Darin King called HMP riot a 'learning experience,' defence alleges
Defence lawyers in the case involving a February riot at Her Majesty's Penitentiary say Darin King, the justice minister at the time, failed to act after the riot, instead referring to the incident as a learning experience for government.
Nick Avis, who represents Justin Harvey, and Nick Westera, who represents inmate Calvin Kenny, say there was a meeting after the Feb. 9 riot with King, senior staff at HMP, and others.
In an amended application with the courts, Avis and Westera said King and those present at the meeting were advised of the circumstances leading up to the chapel riot.
"Then minister King stated that there would be no disciplinary action taken against management, and that government considered this a learning experience or learning curve or words to that effect," the application stated.

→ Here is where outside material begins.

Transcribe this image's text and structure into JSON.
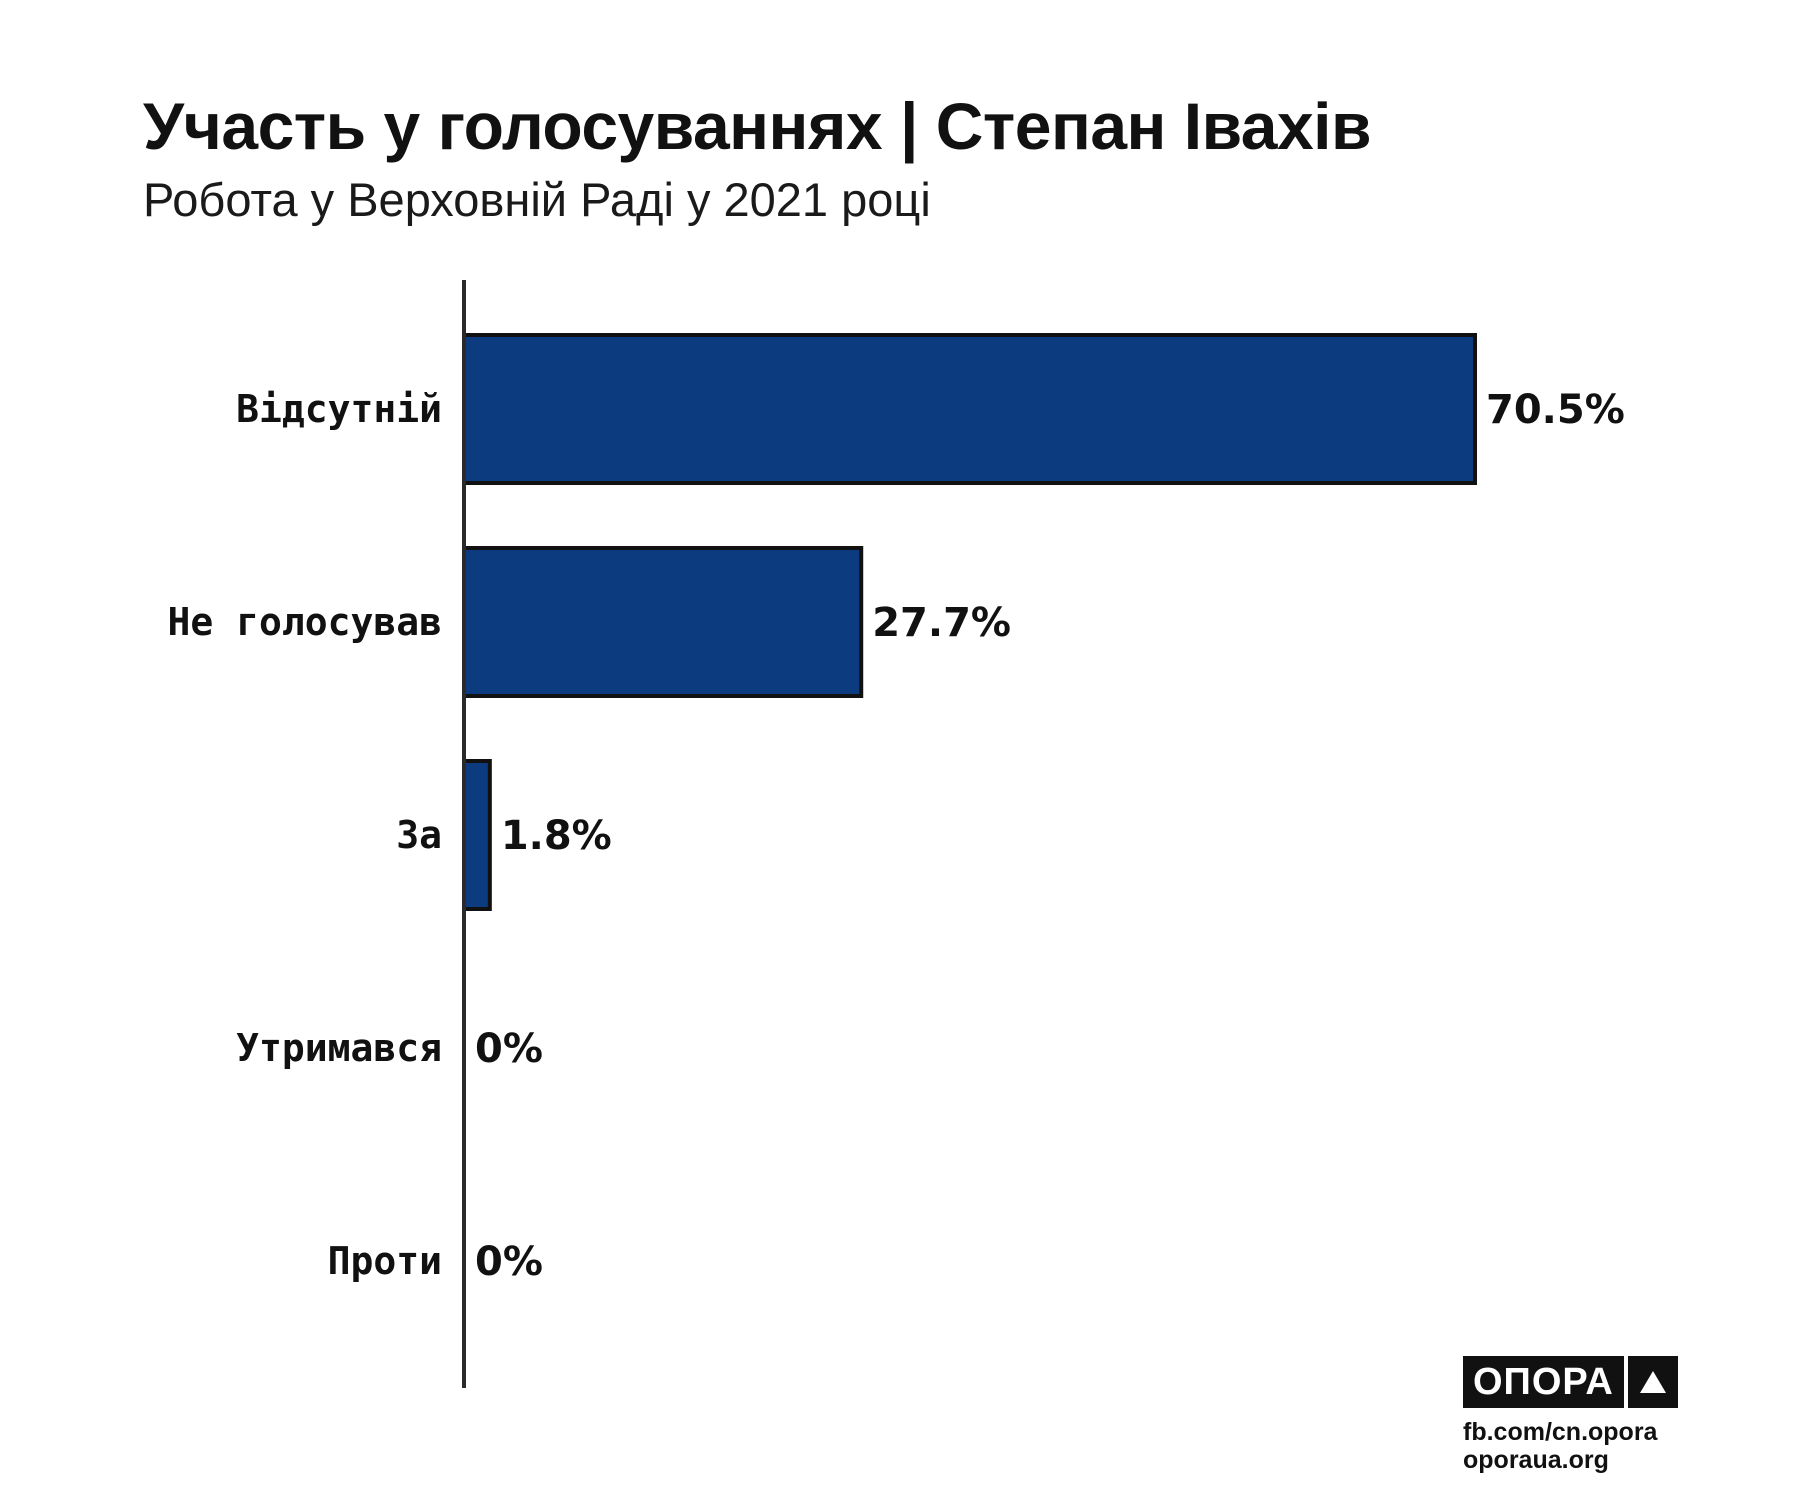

This means they felt King didn't go far enough, and he should have ordered an investigation into who knew what — and when — before the riot. By not doing so, the defence says King contributed to the "selective prosecution."

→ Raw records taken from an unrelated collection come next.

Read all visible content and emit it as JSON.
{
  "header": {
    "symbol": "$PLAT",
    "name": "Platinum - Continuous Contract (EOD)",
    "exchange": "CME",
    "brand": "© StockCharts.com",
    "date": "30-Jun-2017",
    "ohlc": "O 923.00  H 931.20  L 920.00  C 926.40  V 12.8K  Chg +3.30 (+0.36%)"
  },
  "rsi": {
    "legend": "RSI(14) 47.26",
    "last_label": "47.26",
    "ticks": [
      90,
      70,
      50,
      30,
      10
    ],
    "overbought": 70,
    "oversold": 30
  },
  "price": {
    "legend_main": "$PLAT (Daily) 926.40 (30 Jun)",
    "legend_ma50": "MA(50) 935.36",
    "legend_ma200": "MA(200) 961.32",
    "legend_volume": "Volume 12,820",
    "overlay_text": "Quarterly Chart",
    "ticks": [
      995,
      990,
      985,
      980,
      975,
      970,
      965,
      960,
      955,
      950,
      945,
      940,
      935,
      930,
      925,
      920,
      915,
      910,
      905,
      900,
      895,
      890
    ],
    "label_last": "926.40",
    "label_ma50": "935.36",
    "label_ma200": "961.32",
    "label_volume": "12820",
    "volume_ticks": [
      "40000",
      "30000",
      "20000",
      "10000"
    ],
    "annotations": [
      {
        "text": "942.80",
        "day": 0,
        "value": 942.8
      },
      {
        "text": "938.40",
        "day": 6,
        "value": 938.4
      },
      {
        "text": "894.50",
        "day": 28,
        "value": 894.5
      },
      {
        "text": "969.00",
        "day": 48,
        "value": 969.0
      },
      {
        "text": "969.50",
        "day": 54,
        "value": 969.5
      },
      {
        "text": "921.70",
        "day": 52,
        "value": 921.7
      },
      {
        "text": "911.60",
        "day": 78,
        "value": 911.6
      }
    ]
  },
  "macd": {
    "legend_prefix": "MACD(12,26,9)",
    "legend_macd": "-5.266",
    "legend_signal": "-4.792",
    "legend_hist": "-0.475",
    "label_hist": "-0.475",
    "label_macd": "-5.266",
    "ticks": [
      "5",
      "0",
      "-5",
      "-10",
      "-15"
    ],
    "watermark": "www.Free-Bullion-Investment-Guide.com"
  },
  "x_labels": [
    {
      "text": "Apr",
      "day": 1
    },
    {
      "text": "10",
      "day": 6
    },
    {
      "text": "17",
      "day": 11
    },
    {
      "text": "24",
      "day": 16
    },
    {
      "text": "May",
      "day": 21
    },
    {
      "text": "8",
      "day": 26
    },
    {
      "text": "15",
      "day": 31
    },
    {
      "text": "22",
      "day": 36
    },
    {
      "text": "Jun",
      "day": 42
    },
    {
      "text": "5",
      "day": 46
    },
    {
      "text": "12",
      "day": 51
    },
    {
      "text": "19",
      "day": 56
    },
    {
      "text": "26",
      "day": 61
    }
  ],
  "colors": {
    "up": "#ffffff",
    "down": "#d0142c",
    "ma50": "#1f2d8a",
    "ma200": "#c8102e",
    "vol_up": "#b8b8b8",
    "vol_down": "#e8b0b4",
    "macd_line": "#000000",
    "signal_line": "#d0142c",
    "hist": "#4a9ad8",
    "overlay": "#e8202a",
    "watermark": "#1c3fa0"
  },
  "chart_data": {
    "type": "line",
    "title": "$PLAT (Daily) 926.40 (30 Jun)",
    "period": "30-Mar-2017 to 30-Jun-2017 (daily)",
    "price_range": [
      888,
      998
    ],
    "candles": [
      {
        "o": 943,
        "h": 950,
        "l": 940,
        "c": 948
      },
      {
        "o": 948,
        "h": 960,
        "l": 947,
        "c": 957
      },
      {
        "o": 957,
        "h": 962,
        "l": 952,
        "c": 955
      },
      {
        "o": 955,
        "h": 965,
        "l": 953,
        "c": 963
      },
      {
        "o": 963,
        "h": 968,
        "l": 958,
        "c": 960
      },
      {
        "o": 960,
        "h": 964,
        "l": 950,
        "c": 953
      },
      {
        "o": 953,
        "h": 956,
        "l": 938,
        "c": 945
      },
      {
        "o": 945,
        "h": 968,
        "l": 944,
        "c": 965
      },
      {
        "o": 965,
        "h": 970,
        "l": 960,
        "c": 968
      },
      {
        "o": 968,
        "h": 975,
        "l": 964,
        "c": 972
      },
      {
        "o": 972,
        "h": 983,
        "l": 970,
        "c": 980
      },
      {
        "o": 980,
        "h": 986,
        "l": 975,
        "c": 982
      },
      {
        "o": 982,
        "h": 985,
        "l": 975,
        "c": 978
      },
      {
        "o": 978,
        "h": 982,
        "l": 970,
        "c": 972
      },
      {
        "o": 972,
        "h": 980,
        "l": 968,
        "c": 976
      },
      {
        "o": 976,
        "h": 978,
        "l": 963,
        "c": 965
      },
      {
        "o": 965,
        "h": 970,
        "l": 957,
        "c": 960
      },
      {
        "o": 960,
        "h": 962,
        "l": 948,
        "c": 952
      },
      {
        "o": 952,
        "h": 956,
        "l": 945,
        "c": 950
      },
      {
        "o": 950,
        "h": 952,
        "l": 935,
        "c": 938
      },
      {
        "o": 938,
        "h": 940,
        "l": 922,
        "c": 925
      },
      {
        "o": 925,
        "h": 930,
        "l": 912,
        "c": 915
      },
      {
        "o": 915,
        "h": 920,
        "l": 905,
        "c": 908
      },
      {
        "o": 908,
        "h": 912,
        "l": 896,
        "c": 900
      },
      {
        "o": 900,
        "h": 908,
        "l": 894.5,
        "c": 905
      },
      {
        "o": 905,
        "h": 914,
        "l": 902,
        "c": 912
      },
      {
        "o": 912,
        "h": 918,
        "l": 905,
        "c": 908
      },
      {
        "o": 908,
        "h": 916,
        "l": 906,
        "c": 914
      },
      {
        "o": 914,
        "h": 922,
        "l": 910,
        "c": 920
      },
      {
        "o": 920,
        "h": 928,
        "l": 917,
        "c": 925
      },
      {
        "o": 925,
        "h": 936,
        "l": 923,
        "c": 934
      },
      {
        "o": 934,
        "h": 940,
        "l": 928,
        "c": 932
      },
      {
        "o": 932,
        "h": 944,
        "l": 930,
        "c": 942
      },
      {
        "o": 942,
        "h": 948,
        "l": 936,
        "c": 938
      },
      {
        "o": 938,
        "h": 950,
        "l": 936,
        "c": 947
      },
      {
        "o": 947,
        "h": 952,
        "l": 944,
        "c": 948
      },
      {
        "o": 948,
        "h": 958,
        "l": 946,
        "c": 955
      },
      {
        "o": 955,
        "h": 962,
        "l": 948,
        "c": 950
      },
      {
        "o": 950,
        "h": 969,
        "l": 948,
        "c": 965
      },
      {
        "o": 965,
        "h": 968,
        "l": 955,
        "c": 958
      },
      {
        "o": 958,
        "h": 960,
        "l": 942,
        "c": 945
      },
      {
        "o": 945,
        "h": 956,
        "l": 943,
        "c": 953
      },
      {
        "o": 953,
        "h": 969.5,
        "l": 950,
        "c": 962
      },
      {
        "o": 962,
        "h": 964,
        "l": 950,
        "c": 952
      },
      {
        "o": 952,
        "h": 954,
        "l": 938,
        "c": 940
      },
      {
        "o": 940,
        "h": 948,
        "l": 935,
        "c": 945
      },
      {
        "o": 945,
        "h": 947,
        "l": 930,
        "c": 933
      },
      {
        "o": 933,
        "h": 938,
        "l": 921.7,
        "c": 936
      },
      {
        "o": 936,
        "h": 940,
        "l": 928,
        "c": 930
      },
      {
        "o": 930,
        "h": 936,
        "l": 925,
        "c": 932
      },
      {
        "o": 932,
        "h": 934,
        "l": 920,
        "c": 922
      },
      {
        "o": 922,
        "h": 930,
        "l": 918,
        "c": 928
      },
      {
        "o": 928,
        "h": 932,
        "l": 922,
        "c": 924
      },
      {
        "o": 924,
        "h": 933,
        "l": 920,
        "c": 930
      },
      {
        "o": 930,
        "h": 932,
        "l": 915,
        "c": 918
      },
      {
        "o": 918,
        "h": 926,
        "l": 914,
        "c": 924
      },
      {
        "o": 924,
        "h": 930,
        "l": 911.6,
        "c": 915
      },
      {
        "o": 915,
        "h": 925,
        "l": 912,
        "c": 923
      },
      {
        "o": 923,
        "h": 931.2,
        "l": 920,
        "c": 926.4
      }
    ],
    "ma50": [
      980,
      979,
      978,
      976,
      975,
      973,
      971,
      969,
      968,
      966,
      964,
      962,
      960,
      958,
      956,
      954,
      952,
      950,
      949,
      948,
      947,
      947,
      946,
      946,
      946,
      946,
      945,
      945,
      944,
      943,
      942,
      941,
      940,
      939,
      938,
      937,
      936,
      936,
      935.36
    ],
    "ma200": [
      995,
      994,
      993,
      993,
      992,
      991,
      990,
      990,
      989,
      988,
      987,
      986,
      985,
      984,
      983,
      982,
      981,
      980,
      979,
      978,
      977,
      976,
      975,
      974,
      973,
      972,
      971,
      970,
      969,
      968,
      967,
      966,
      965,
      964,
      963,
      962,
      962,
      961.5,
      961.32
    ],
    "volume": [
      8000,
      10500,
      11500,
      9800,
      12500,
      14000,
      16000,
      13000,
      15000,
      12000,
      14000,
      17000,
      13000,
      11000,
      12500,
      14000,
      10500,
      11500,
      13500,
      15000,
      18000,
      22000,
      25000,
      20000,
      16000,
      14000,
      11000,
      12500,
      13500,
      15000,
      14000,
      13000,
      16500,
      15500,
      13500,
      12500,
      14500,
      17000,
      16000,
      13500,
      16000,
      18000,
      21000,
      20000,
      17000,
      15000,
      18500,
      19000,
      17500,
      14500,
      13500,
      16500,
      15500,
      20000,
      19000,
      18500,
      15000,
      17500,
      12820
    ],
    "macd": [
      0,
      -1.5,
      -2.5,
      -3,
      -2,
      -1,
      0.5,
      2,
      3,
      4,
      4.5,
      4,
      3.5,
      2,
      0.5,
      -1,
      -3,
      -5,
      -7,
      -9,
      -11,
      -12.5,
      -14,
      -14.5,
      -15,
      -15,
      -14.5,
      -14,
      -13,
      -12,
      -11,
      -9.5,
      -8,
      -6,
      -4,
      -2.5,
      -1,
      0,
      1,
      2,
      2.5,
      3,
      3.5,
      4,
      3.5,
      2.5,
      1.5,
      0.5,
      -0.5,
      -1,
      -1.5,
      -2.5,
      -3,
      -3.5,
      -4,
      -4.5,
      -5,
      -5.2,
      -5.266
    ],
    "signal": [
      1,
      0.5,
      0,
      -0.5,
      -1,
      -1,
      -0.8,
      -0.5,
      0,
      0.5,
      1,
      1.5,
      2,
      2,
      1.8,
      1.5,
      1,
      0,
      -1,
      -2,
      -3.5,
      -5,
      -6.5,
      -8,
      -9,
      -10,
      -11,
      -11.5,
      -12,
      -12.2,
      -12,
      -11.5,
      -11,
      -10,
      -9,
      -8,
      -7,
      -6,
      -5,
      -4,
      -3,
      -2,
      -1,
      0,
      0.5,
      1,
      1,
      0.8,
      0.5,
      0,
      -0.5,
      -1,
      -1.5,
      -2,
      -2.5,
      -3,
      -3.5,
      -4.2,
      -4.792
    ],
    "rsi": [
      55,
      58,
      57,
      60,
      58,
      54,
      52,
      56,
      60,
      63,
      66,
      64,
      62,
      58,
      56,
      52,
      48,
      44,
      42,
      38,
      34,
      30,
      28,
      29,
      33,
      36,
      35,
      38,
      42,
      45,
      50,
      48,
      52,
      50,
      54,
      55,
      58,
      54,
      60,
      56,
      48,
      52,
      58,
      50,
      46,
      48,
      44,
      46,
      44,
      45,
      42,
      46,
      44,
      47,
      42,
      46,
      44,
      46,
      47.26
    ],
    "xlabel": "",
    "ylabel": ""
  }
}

In Friday's application, the two lawyers identified HMP staff who they felt were negligent, and failed to act on intelligence indicating there could be an attack.
In the amended application, the lawyers also allege Assistant Supt. Owen Brophy "took responsibility" for the decision to allow inmates from units three and four to attend chapel together.
All of the inmates accused in the attack were from unit three, while Green was from unit four.
Avis and Westera are seeking a stay of proceedings, which would halt prosecution.
Jody Clarke is another accused in the riot. Philip Pynn, who was convicted of manslaughter earlier this month, is going to be tried separately. Justin Wiseman and Paul Connolly have already been convicted and sentenced.
The Crown and defence will argue the application on Dec. 2.